Le Dialogue d’Abou Dhabi conclut sa 8e édition et définit les priorités et axes de travail pour renforcer les compétences de la main-d’œuvre

ABOU DHABI, 2 février 2026 (WAM) – Les États membres du Dialogue d’Abou Dhabi (ADD) ont défini les axes de travail et les priorités de la neuvième édition du Dialogue (2026-2027), qui portera principalement sur l’exploitation de l’intelligence artificielle (IA) et de la numérisation pour développer les compétences des travailleurs et assurer une gouvernance plus intelligente de la mobilité de la main-d’œuvre entre les pays d’envoi d’Asie et les pays de destination du Golfe.


Ces orientations ont été annoncées à l’issue de la huitième Consultation ministérielle de l’ADD, qui s’est tenue à Abou Dhabi sous la présidence des Émirats arabes unis en leur qualité de Secrétariat permanent du Dialogue.
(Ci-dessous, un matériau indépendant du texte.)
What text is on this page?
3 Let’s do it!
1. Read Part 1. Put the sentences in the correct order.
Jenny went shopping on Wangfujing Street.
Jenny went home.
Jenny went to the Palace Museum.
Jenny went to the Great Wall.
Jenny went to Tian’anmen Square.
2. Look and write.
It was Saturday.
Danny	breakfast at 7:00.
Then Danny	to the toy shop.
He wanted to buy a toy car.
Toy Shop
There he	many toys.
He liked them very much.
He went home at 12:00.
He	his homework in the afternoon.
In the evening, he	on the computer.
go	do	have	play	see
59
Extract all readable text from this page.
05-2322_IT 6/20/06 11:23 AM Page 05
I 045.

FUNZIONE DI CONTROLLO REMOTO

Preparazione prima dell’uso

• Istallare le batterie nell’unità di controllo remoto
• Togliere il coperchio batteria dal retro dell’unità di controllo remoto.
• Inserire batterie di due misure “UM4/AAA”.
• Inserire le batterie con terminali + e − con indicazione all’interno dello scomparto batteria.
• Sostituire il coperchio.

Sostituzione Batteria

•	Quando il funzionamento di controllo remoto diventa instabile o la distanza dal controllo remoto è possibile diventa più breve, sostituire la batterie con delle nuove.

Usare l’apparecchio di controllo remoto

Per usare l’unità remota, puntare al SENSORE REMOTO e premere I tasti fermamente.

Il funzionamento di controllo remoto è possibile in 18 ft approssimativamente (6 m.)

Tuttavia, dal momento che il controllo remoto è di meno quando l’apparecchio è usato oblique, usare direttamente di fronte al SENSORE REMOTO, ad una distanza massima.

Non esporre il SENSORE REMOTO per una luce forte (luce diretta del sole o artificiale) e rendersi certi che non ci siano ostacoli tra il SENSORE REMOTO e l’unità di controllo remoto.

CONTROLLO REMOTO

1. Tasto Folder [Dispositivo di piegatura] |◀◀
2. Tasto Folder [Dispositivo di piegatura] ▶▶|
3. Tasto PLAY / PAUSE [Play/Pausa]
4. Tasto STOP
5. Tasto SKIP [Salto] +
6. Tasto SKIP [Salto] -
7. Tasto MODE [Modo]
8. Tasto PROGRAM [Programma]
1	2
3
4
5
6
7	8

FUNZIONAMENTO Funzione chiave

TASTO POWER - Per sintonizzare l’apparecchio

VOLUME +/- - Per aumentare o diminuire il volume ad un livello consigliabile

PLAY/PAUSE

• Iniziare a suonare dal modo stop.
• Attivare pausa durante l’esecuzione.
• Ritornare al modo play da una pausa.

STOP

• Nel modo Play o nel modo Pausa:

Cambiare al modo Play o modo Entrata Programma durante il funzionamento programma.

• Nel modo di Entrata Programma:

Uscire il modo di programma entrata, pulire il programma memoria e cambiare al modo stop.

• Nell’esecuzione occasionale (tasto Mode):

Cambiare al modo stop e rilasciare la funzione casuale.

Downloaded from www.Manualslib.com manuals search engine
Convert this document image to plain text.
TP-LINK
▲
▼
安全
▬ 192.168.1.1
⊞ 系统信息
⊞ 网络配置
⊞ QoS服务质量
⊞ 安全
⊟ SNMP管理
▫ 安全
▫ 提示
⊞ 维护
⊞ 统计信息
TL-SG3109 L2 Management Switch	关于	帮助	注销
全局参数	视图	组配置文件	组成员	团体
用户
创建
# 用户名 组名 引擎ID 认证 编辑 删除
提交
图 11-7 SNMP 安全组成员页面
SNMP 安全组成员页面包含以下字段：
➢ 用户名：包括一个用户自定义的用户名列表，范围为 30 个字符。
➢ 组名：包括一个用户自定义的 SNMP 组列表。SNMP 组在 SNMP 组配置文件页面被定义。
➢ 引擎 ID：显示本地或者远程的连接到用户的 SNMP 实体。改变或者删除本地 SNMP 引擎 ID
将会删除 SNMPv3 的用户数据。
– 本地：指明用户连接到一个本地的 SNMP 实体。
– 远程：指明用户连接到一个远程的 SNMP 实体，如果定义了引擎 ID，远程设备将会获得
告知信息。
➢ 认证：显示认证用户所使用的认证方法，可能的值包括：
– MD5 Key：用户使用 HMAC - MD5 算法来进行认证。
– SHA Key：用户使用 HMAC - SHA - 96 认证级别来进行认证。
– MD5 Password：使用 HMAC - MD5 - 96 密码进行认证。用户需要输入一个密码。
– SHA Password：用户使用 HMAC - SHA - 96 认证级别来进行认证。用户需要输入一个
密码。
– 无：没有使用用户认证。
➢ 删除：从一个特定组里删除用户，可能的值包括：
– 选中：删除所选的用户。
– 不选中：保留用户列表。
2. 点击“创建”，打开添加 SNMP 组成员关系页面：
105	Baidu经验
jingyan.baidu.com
La rencontre a rassemblé les ministres du Travail, des Ressources humaines et de l’Emploi des pays membres, ainsi que des représentants d’organisations internationales, du Centre de l’OIT pour les pays islamiques, du secteur privé, de la société civile, et de la recherche académique.

À la clôture des travaux, le Sultanat d’Oman a officiellement transmis la présidence du Dialogue pour le prochain cycle à la République des Philippines. Les États membres ont salué les efforts du Sultanat et exprimé leur confiance envers la nouvelle présidence philippine, soulignant les acquis du Dialogue dans la gestion de la mobilité de la main-d’œuvre, et les bénéfices qu’elle procure aux économies des pays d’origine comme de destination.


Dans son intervention finale, S.E. Dr Abdulrahman Al Awar, ministre des Ressources humaines et de l’Émiratisation et ministre par intérim de l’Enseignement supérieur et de la Recherche scientifique, a remercié les délégations participantes pour leur implication active. Il a salué la présidence omanaise pour les avancées réalisées et souhaité plein succès aux Philippines dans leur mission à venir.

Le ministre a réaffirmé l’engagement des Émirats à soutenir le Dialogue d’Abou Dhabi, notamment à travers l’accueil continu de son Secrétariat permanent, en soulignant l’importance de cette plateforme pour renforcer les partenariats bilatéraux et régionaux dans la régulation de la mobilité du travail et la protection des droits des travailleurs.


La Déclaration conjointe adoptée par les membres définit plusieurs axes stratégiques pour le neuvième cycle : Intégration de l’IA et des données dans le développement de systèmes de compétences plus intelligents, l’adéquation emploi-compétence, la reconnaissance des qualifications et la gouvernance de la mobilité du travail.

Modernisation des inspections du travail, grâce à des systèmes intelligents axés sur les risques pour renforcer la conformité aux législations nationales.

Utilisation des transferts de fonds comme levier de développement, via l’investissement productif, le renforcement de la résilience de la main-d’œuvre et la montée en compétences des migrants.

Analyse des cadres juridiques récents en matière d’emploi et de marché du travail, afin d’aligner les politiques nationales avec les flux migratoires réels et les pratiques de recrutement.

Appui aux réformes de l’éducation et de l’emploi soutenues par les banques de développement, pour mieux préparer les jeunes aux exigences du marché et améliorer la qualité de la mobilité professionnelle.

Vers une transition juste et inclusive

Les pays membres ont également mis en lumière l’importance de la relation entre la mobilité du travail et les compétences nécessaires à la transition vers une économie verte. Le Dialogue vise ainsi à accompagner les transformations économiques et climatiques en renforçant les cadres sociaux et juridiques entourant la mobilité des travailleurs.

En complément, l’ADD renforcera sa contribution aux grandes plateformes internationales, dont le Forum d’examen des migrations internationales (IMRF) en 2026 et le Dialogue mondial de Budapest, en promouvant une vision commune des pays asiatiques sur les enjeux migratoires.


Créé en 2008, le Dialogue d’Abou Dhabi est un mécanisme consultatif volontaire entre pays d’envoi et de destination d’Asie, axé sur le partage des bonnes pratiques, la coopération bilatérale et régionale, et la promotion d’une migration de travail bénéfique à la fois pour les travailleurs, les employeurs et les économies concernées.

Avec cette neuvième édition, l’ADD confirme son rôle de plateforme incontournable pour bâtir une mobilité du travail plus équitable, mieux régulée et porteuse de développement durable dans le corridor Asie–Golfe.